Ce qui est marquant, c’est que le président de la République vient de visiter un des quartiers les plus pauvres de Tunis, le quartier de M’nihla. Personnellement, je trouve que le niveau de contradiction a atteint des limites alarmantes. D’un côté, le président Kaïs Saïed veut démontrer au monde entier que le vrai problème de la Tunisie est un problème socio-économique et de l’autre, on constate que toutes les réformes engagées sous son mandat n’ont rien à voir avec ce volet socio-économique.
Pour preuve, pour une pauvreté très élevée, la réponse est une consultation publique. Pour un chômage qui a atteint des records, la réponse est la réforme de la Constitution. Pour une situation socio-économique alarmante, la réponse, c’est l’organisation d’élections législatives anticipées.
Et là, on commence à se poser des questions du genre : serait-il à l’origine de l’incompétence et de l’incapacité de résoudre ce problème ? Il est clair qu’au niveau du leadership et de la vision, on est entrain de relever une certaine schizophrénie, une perception erronée des choses, ce qui m’inquiète beaucoup.

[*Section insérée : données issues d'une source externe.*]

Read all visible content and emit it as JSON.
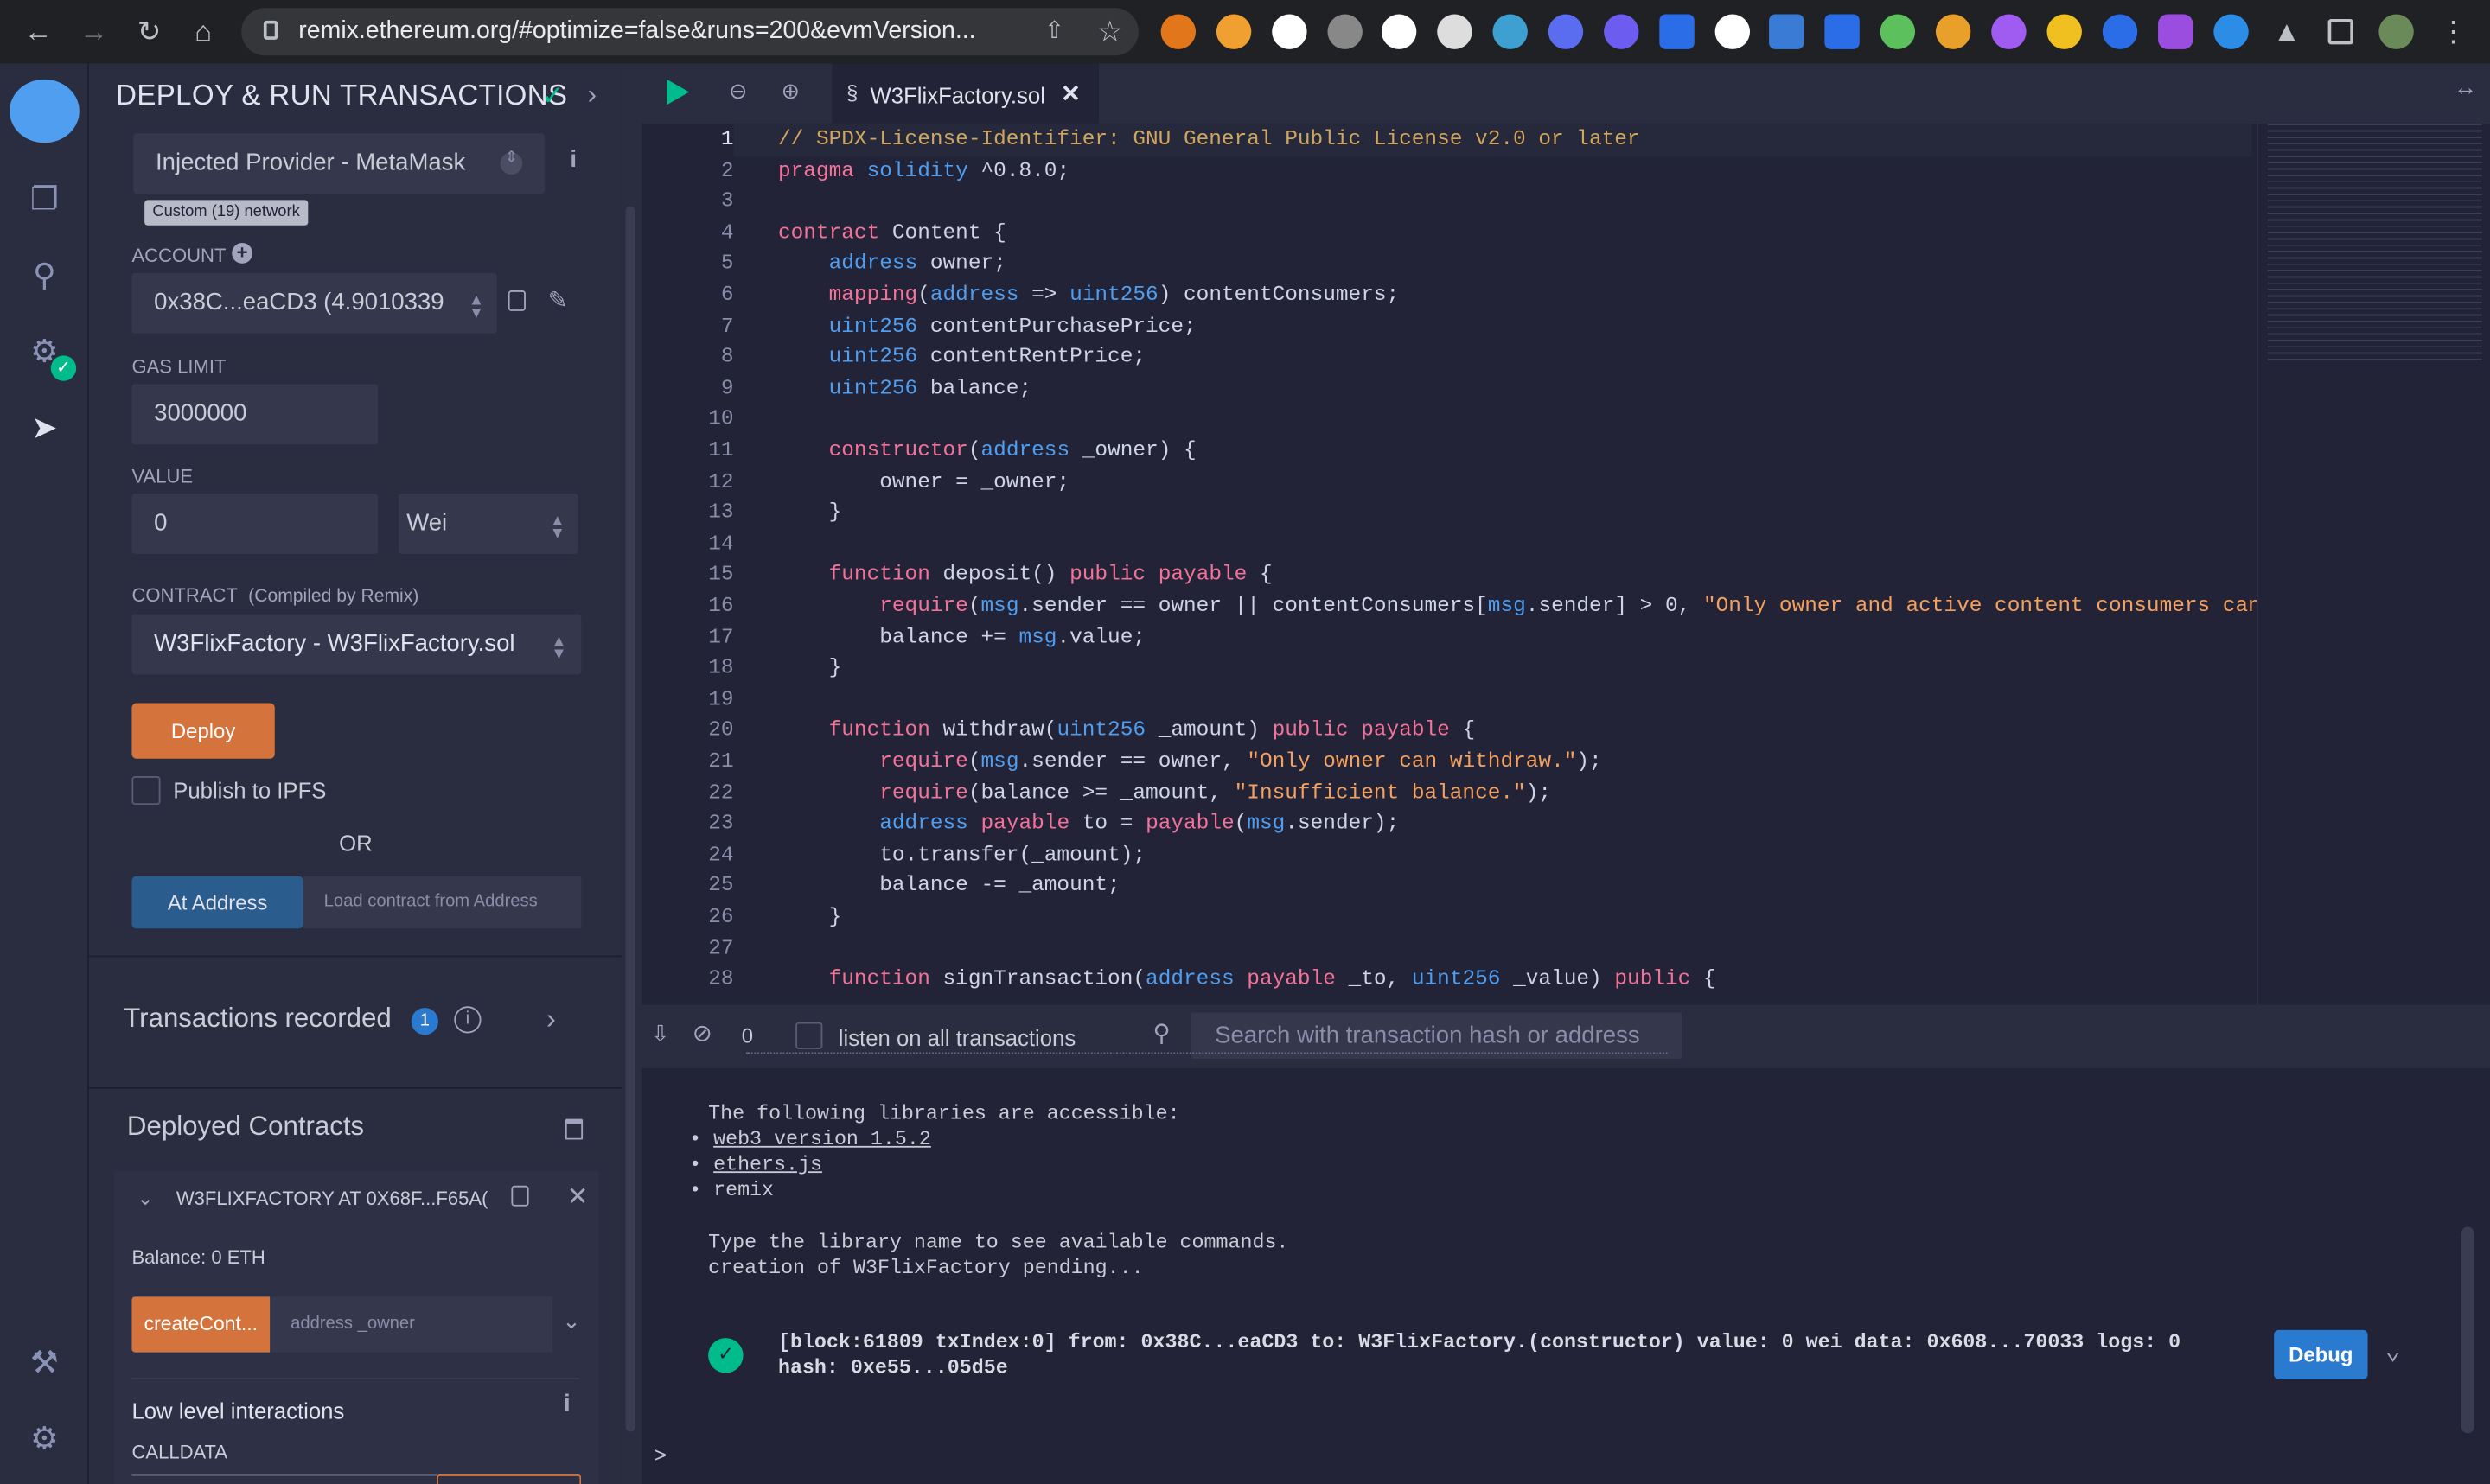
{
  "browser": {
    "url": "remix.ethereum.org/#optimize=false&runs=200&evmVersion..."
  },
  "panel": {
    "title": "DEPLOY & RUN TRANSACTIONS",
    "environment": "Injected Provider - MetaMask",
    "network_badge": "Custom (19) network",
    "account_label": "ACCOUNT",
    "account_value": "0x38C...eaCD3 (4.9010339",
    "gas_limit_label": "GAS LIMIT",
    "gas_limit_value": "3000000",
    "value_label": "VALUE",
    "value_amount": "0",
    "value_unit": "Wei",
    "contract_label": "CONTRACT",
    "contract_sublabel": "(Compiled by Remix)",
    "contract_value": "W3FlixFactory - W3FlixFactory.sol",
    "deploy_label": "Deploy",
    "publish_ipfs_label": "Publish to IPFS",
    "or_label": "OR",
    "at_address_label": "At Address",
    "load_contract_placeholder": "Load contract from Address",
    "transactions_recorded_label": "Transactions recorded",
    "transactions_recorded_count": "1",
    "deployed_contracts_label": "Deployed Contracts",
    "deployed_instance": "W3FLIXFACTORY AT 0X68F...F65A(",
    "balance": "Balance: 0 ETH",
    "create_fn_label": "createCont...",
    "create_fn_placeholder": "address _owner",
    "low_level_label": "Low level interactions",
    "calldata_label": "CALLDATA"
  },
  "editor": {
    "tab_name": "W3FlixFactory.sol",
    "line_numbers": [
      "1",
      "2",
      "3",
      "4",
      "5",
      "6",
      "7",
      "8",
      "9",
      "10",
      "11",
      "12",
      "13",
      "14",
      "15",
      "16",
      "17",
      "18",
      "19",
      "20",
      "21",
      "22",
      "23",
      "24",
      "25",
      "26",
      "27",
      "28"
    ]
  },
  "terminal": {
    "count": "0",
    "listen_label": "listen on all transactions",
    "search_placeholder": "Search with transaction hash or address",
    "line_libs": "The following libraries are accessible:",
    "lib_web3": "web3 version 1.5.2",
    "lib_ethers": "ethers.js",
    "lib_remix": "remix",
    "line_type": "Type the library name to see available commands.",
    "line_pending": "creation of W3FlixFactory pending...",
    "tx_line1": "[block:61809 txIndex:0] from: 0x38C...eaCD3 to: W3FlixFactory.(constructor) value: 0 wei data: 0x608...70033 logs: 0",
    "tx_line2": "hash: 0xe55...05d5e",
    "debug_label": "Debug",
    "prompt": ">"
  },
  "colors": {
    "accent_orange": "#d4733c",
    "accent_blue": "#2a5d8e",
    "success_green": "#00bc8c",
    "bg_panel": "#2a2c3f",
    "bg_editor": "#222336"
  }
}
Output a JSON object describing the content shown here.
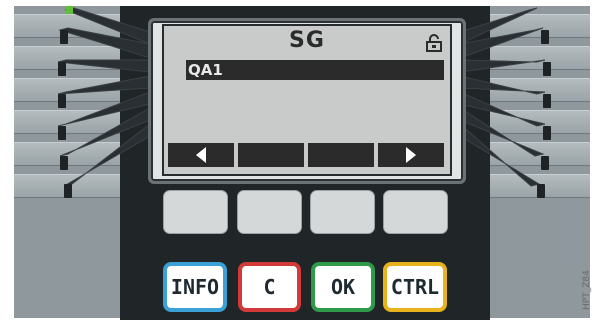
{
  "display": {
    "title": "SG",
    "selected_item": "QA1",
    "lock_icon": "lock-icon",
    "softkeys": [
      {
        "icon": "arrow-left-icon"
      },
      {
        "icon": ""
      },
      {
        "icon": ""
      },
      {
        "icon": "arrow-right-icon"
      }
    ]
  },
  "buttons": {
    "info": "INFO",
    "clear": "C",
    "ok": "OK",
    "ctrl": "CTRL"
  },
  "figure_code": "HPT_Z84",
  "colors": {
    "info": "#3aa0d6",
    "clear": "#d23a3a",
    "ok": "#2f9a4a",
    "ctrl": "#e7b21c",
    "led": "#5fbf3a"
  }
}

Aujourd’hui, alors que tous nos problèmes sont d’ordre socio-économique, nous sommes en train d’ignorer la situation pour privilégier les réformes politiques. Le premier point que je voudrais relever, c’est le déni de la réalité. Le deuxième, c’est l’irresponsabilité. En tant que gestionnaires effectifs de l’Etat tunisien, le président de la République ainsi que certains de ses ministres ont tendance à faire assumer aux autres la responsabilité de certains dérapages et à ne pas reconnaître leurs propres responsabilités par rapport à la population.
Et ça c’est grave. Nous l’avons connu avec les islamistes après le 14 janvier 2011 et aujourd’hui, Kaïs Saïed les rejoint en utilisant la même logique en vertu de laquelle les autres sont responsables.
Le 3ème point, c’est la stérilité. On a atteint un niveau de stérilité à l’échelle des politiques publiques qui devient très inquiétant. La stérilité, c’est quoi ? C’est rester totalement inactif face à des urgences.
Hatem Mliki: « Nous sommes dans le déni de responsabilité »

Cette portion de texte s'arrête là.